D'autres reportages se sont révélés plus soucieux d'équilibre. "Socialismo o muerte", présenté au réseau-télé de la SRC, en juillet 1993, participait de ce genre. Ces reportages ont en commun de reconnaître des réalisations (dans les domaines de l'éducation, de la santé). Ils reprennent néanmoins les critiques habituelles (autoritarisme de Fidel, parti unique, atteintes aux droits de la personne, inefficacité, ennui). Le négatif l'emporte généralement sur le positif. La série de trois longs reportages sur la vie économique diffusée en octobre-novembre 1994 au réseau-radio de la SRC, reposait sur ce dosage du style deux pour/trois contre.

Mais les médias sont sensibles à la conjoncture. J'en prendrai pour exemple le magazine Time. Fidel a fait la couverture à deux reprises, en moins de 15 mois. La première fois sous le titre "Castro's Cuba: The End of the Dream" (6-12-1993), dans la tradition des articles négatifs. On y lisait: "Castro's socialist dream has turned into a nightmare. Isolated, hungry, and broke, the country hopes that a touch of capitalism will save it. "La seconde fois," Castro's Compromises" (20-02-1995), Fidel avait droit à une entrevue et le ton du reportage était étonnamment positif. Les deux extraits de l'entrevue placés en exergue donnait le ton : "Pourquoi devrais-je renier mes principes?"; "Notre système doit s'adapter aux réalités du monde actuel." On concédait même que l'embargo n'est peut-être plus la bonne politique. Ce reportage a cependant suscité une réaction colossale des lecteurs, devait reconnaître le Tiime (13-03-1995) : "More than 90% of those who wrote, many of them Hispanic, criticized us for our coverage." C'est dire que les anticastristes feront tout pour bloquer une évolution sereine. Ils représentent un obstacle sur la voie d'une normalisation. On aurait cependant tort de leur imputer l'immobilisme de la politique US. Plusieurs visions s'affrontent au sein du gouvernement et dans les milieux d'affaires à propos de Cuba. Le dernier article du Time traduit une évolution. Mais les partisans de l'"engagement constructif" ne sont pas encore en mesure de s'imposer.

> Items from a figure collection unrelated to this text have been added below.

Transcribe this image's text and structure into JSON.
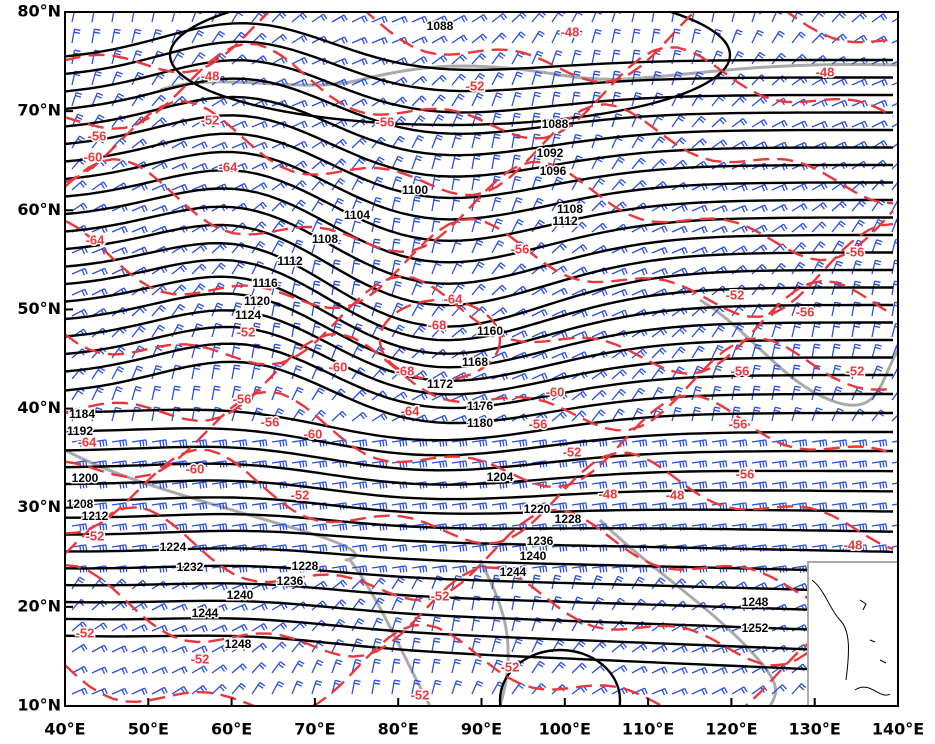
{
  "map": {
    "xlim": [
      40,
      140
    ],
    "ylim": [
      10,
      80
    ],
    "xticks": [
      {
        "value": 40,
        "label": "40°E"
      },
      {
        "value": 50,
        "label": "50°E"
      },
      {
        "value": 60,
        "label": "60°E"
      },
      {
        "value": 70,
        "label": "70°E"
      },
      {
        "value": 80,
        "label": "80°E"
      },
      {
        "value": 90,
        "label": "90°E"
      },
      {
        "value": 100,
        "label": "100°E"
      },
      {
        "value": 110,
        "label": "110°E"
      },
      {
        "value": 120,
        "label": "120°E"
      },
      {
        "value": 130,
        "label": "130°E"
      },
      {
        "value": 140,
        "label": "140°E"
      }
    ],
    "yticks": [
      {
        "value": 10,
        "label": "10°N"
      },
      {
        "value": 20,
        "label": "20°N"
      },
      {
        "value": 30,
        "label": "30°N"
      },
      {
        "value": 40,
        "label": "40°N"
      },
      {
        "value": 50,
        "label": "50°N"
      },
      {
        "value": 60,
        "label": "60°N"
      },
      {
        "value": 70,
        "label": "70°N"
      },
      {
        "value": 80,
        "label": "80°N"
      }
    ],
    "height_contour_labels": [
      1088,
      1088,
      1092,
      1096,
      1100,
      1104,
      1108,
      1108,
      1112,
      1112,
      1116,
      1120,
      1124,
      1172,
      1168,
      1160,
      1176,
      1180,
      1200,
      1204,
      1208,
      1212,
      1224,
      1232,
      1228,
      1236,
      1240,
      1244,
      1248,
      1220,
      1228,
      1236,
      1240,
      1244,
      1248,
      1252,
      1184,
      1192
    ],
    "temperature_contour_labels": [
      -48,
      -48,
      -52,
      -52,
      -56,
      -56,
      -60,
      -64,
      -64,
      -56,
      -64,
      -68,
      -52,
      -56,
      -56,
      -48,
      -60,
      -68,
      -56,
      -56,
      -60,
      -64,
      -60,
      -56,
      -52,
      -56,
      -52,
      -56,
      -56,
      -48,
      -48,
      -60,
      -52,
      -52,
      -64,
      -52,
      -52,
      -52,
      -52,
      -52,
      -48,
      -52
    ]
  }
}
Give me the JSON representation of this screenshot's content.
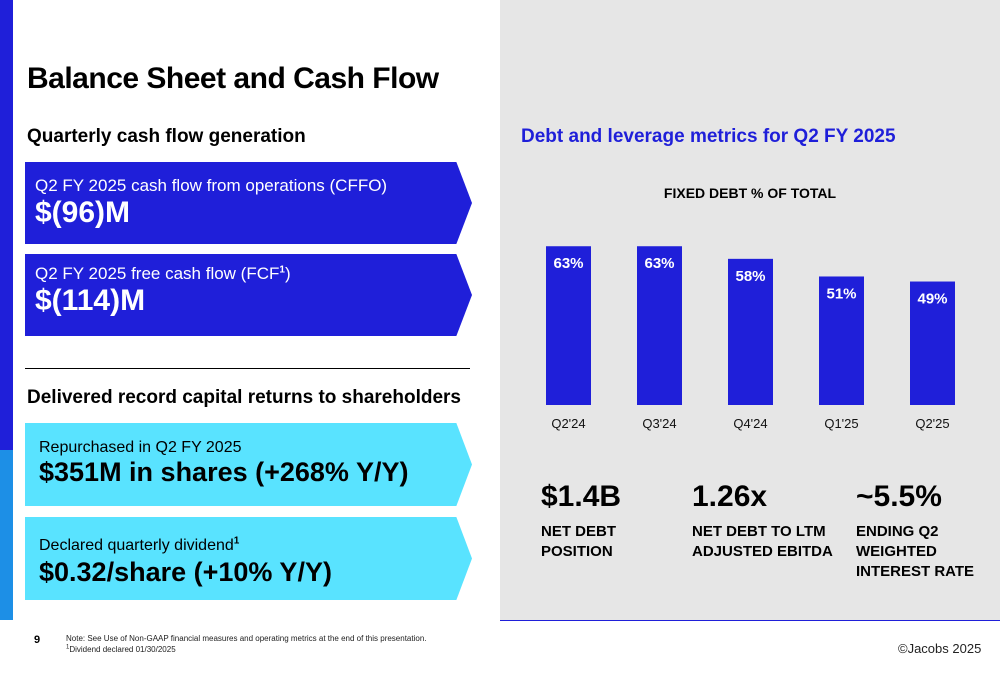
{
  "title": "Balance Sheet and Cash Flow",
  "left": {
    "cash_flow": {
      "heading": "Quarterly cash flow generation",
      "cffo_label": "Q2 FY 2025 cash flow from operations (CFFO)",
      "cffo_value": "$(96)M",
      "fcf_label": "Q2 FY 2025 free cash flow (FCF",
      "fcf_sup": "1",
      "fcf_label_end": ")",
      "fcf_value": "$(114)M"
    },
    "returns": {
      "heading": "Delivered record capital returns to shareholders",
      "repurchase_label": "Repurchased in Q2 FY 2025",
      "repurchase_value": "$351M in shares (+268% Y/Y)",
      "dividend_label": "Declared quarterly dividend",
      "dividend_sup": "1",
      "dividend_value": "$0.32/share (+10% Y/Y)"
    }
  },
  "right": {
    "heading": "Debt and leverage metrics for Q2 FY 2025",
    "metrics": [
      {
        "value": "$1.4B",
        "label": "NET DEBT\nPOSITION"
      },
      {
        "value": "1.26x",
        "label": "NET DEBT TO LTM\nADJUSTED EBITDA"
      },
      {
        "value": "~5.5%",
        "label": "ENDING Q2\nWEIGHTED\nINTEREST RATE"
      }
    ]
  },
  "chart_data": {
    "type": "bar",
    "title": "FIXED DEBT % OF TOTAL",
    "categories": [
      "Q2'24",
      "Q3'24",
      "Q4'24",
      "Q1'25",
      "Q2'25"
    ],
    "values": [
      63,
      63,
      58,
      51,
      49
    ],
    "data_labels": [
      "63%",
      "63%",
      "58%",
      "51%",
      "49%"
    ],
    "ylim": [
      0,
      100
    ],
    "grid": false,
    "bar_color": "#1f1fd9"
  },
  "footer": {
    "page_number": "9",
    "note_line1": "Note: See Use of Non-GAAP financial measures and operating metrics at the end of this presentation.",
    "note_sup": "1",
    "note_line2": "Dividend declared 01/30/2025",
    "copyright": "©Jacobs 2025"
  },
  "colors": {
    "brand_blue": "#1f1fd9",
    "light_cyan": "#59e3ff",
    "panel_gray": "#e6e6e6"
  }
}
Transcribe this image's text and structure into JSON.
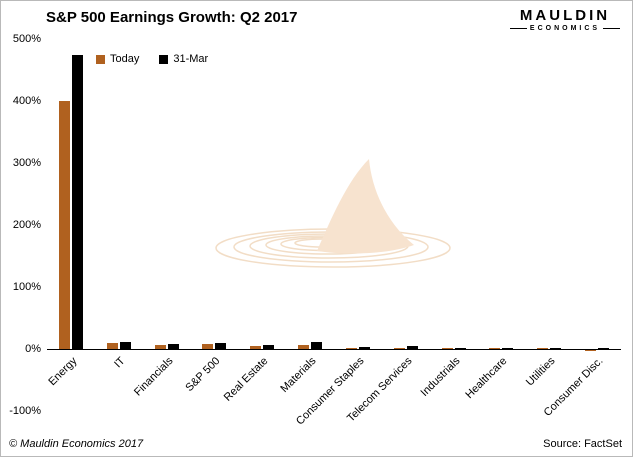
{
  "header": {
    "title": "S&P 500 Earnings Growth: Q2 2017"
  },
  "logo": {
    "line1": "MAULDIN",
    "line2": "ECONOMICS"
  },
  "footer": {
    "copyright": "© Mauldin Economics 2017",
    "source": "Source: FactSet"
  },
  "chart_data": {
    "type": "bar",
    "title": "S&P 500 Earnings Growth: Q2 2017",
    "categories": [
      "Energy",
      "IT",
      "Financials",
      "S&P 500",
      "Real Estate",
      "Materials",
      "Consumer Staples",
      "Telecom Services",
      "Industrials",
      "Healthcare",
      "Utilities",
      "Consumer Disc."
    ],
    "series": [
      {
        "name": "Today",
        "color": "#b0611f",
        "values": [
          400,
          10,
          7,
          8,
          5,
          6,
          2,
          1,
          0.5,
          1,
          0.5,
          -2
        ]
      },
      {
        "name": "31-Mar",
        "color": "#000000",
        "values": [
          475,
          12,
          8,
          9,
          6,
          11,
          4,
          5,
          1,
          2,
          1,
          2
        ]
      }
    ],
    "xlabel": "",
    "ylabel": "",
    "ylim": [
      -100,
      500
    ],
    "yticks": [
      500,
      400,
      300,
      200,
      100,
      0,
      -100
    ],
    "ytick_labels": [
      "500%",
      "400%",
      "300%",
      "200%",
      "100%",
      "0%",
      "-100%"
    ],
    "grid": false,
    "legend_position": "top-left-inside",
    "watermark": "shark-fin-ripples"
  }
}
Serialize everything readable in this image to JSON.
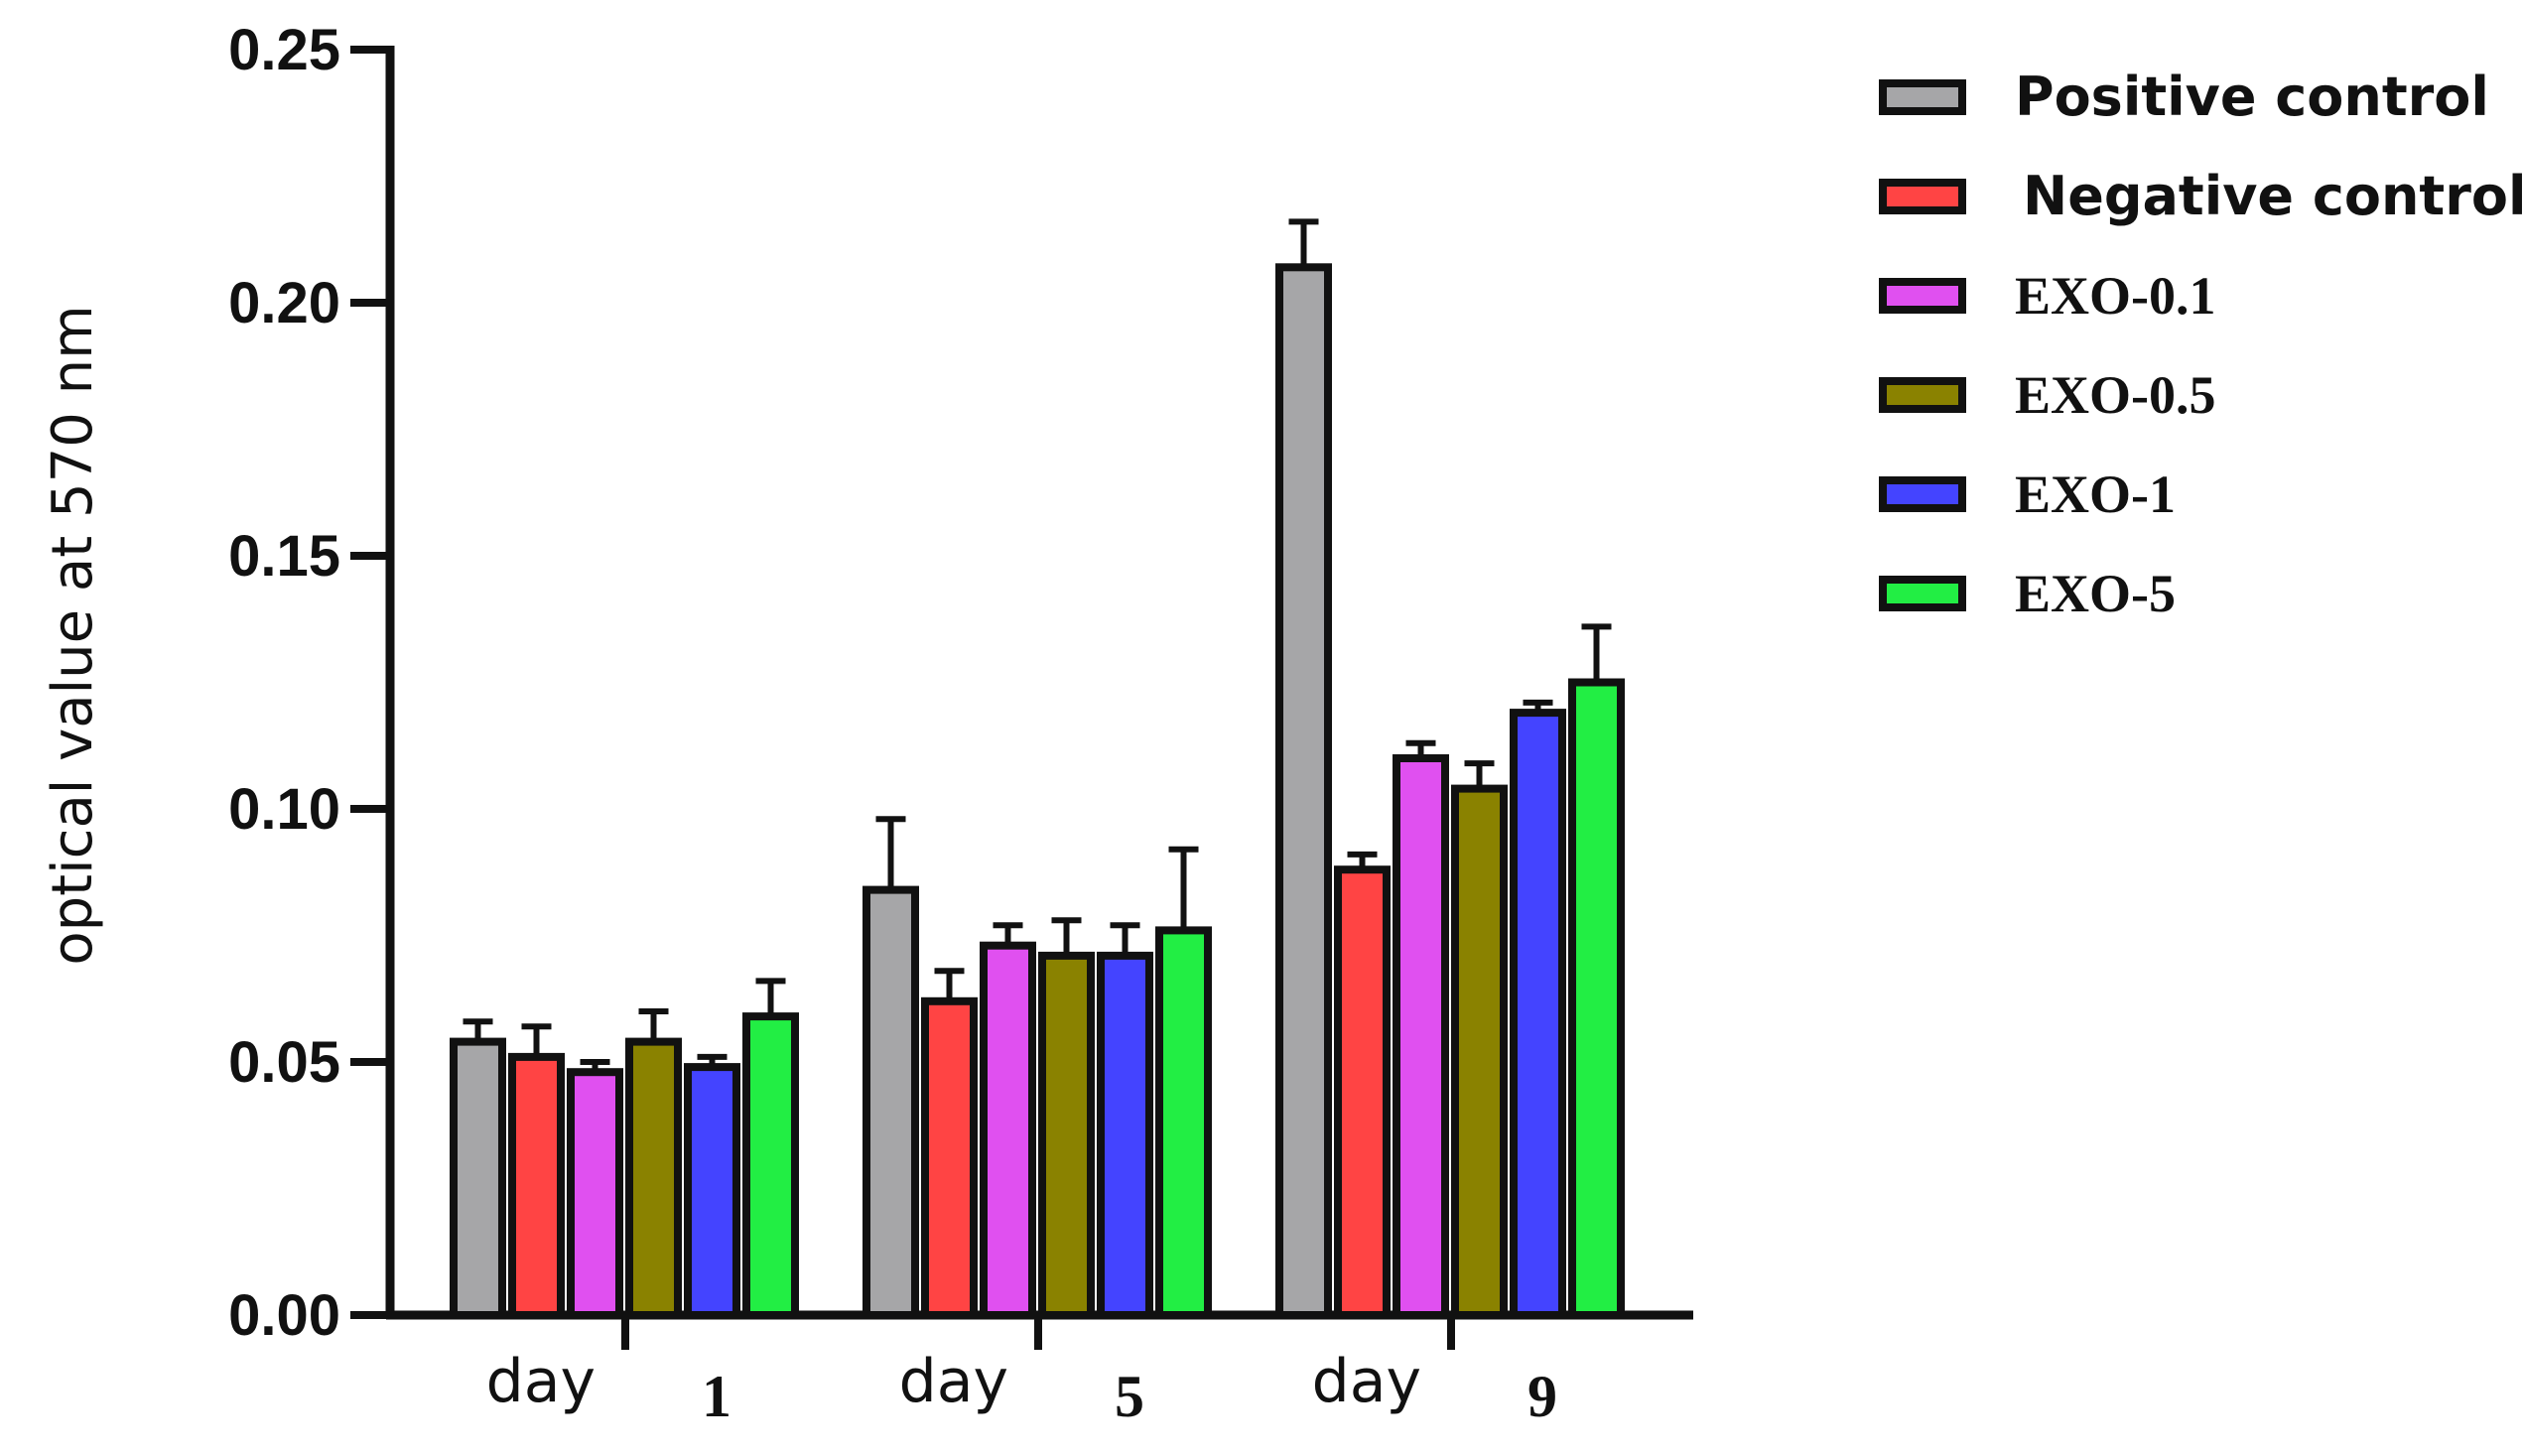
{
  "chart_data": {
    "type": "bar",
    "title": "",
    "xlabel": "",
    "ylabel": "optical value at 570 nm",
    "ylim": [
      0,
      0.25
    ],
    "yticks": [
      "0.00",
      "0.05",
      "0.10",
      "0.15",
      "0.20",
      "0.25"
    ],
    "grid": false,
    "legend_position": "top-right",
    "categories": [
      {
        "word": "day",
        "num": "1"
      },
      {
        "word": "day",
        "num": "5"
      },
      {
        "word": "day",
        "num": "9"
      }
    ],
    "series": [
      {
        "name": "Positive control",
        "color": "#a6a6a8",
        "values": [
          0.054,
          0.084,
          0.207
        ],
        "errors": [
          0.004,
          0.014,
          0.009
        ]
      },
      {
        "name": "Negative control",
        "color": "#ff4444",
        "values": [
          0.051,
          0.062,
          0.088
        ],
        "errors": [
          0.006,
          0.006,
          0.003
        ]
      },
      {
        "name": "EXO-0.1",
        "color": "#e050f0",
        "values": [
          0.048,
          0.073,
          0.11
        ],
        "errors": [
          0.002,
          0.004,
          0.003
        ]
      },
      {
        "name": "EXO-0.5",
        "color": "#8a8200",
        "values": [
          0.054,
          0.071,
          0.104
        ],
        "errors": [
          0.006,
          0.007,
          0.005
        ]
      },
      {
        "name": "EXO-1",
        "color": "#4444ff",
        "values": [
          0.049,
          0.071,
          0.119
        ],
        "errors": [
          0.002,
          0.006,
          0.002
        ]
      },
      {
        "name": "EXO-5",
        "color": "#22ee44",
        "values": [
          0.059,
          0.076,
          0.125
        ],
        "errors": [
          0.007,
          0.016,
          0.011
        ]
      }
    ]
  }
}
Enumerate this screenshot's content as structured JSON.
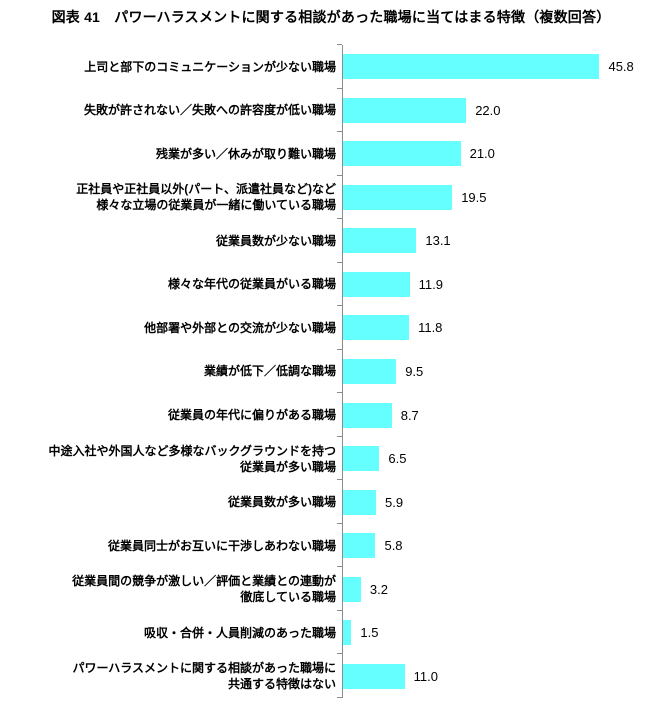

Une chose est sûre. La désinformation à propos de Cuba a encore un avenir. Ses concepteurs et ses bénéficiaires espèrent même qu'elle aura l'effet qu'elle n'a pas eu en plus de trente ans de pratique. Jamais Cuba n'a été aussi vulnérable. Jamais elle n'a dépendu autant d'une opinion publique extérieure qui ne lui soit pas hostile. C'est dire l'enjeu.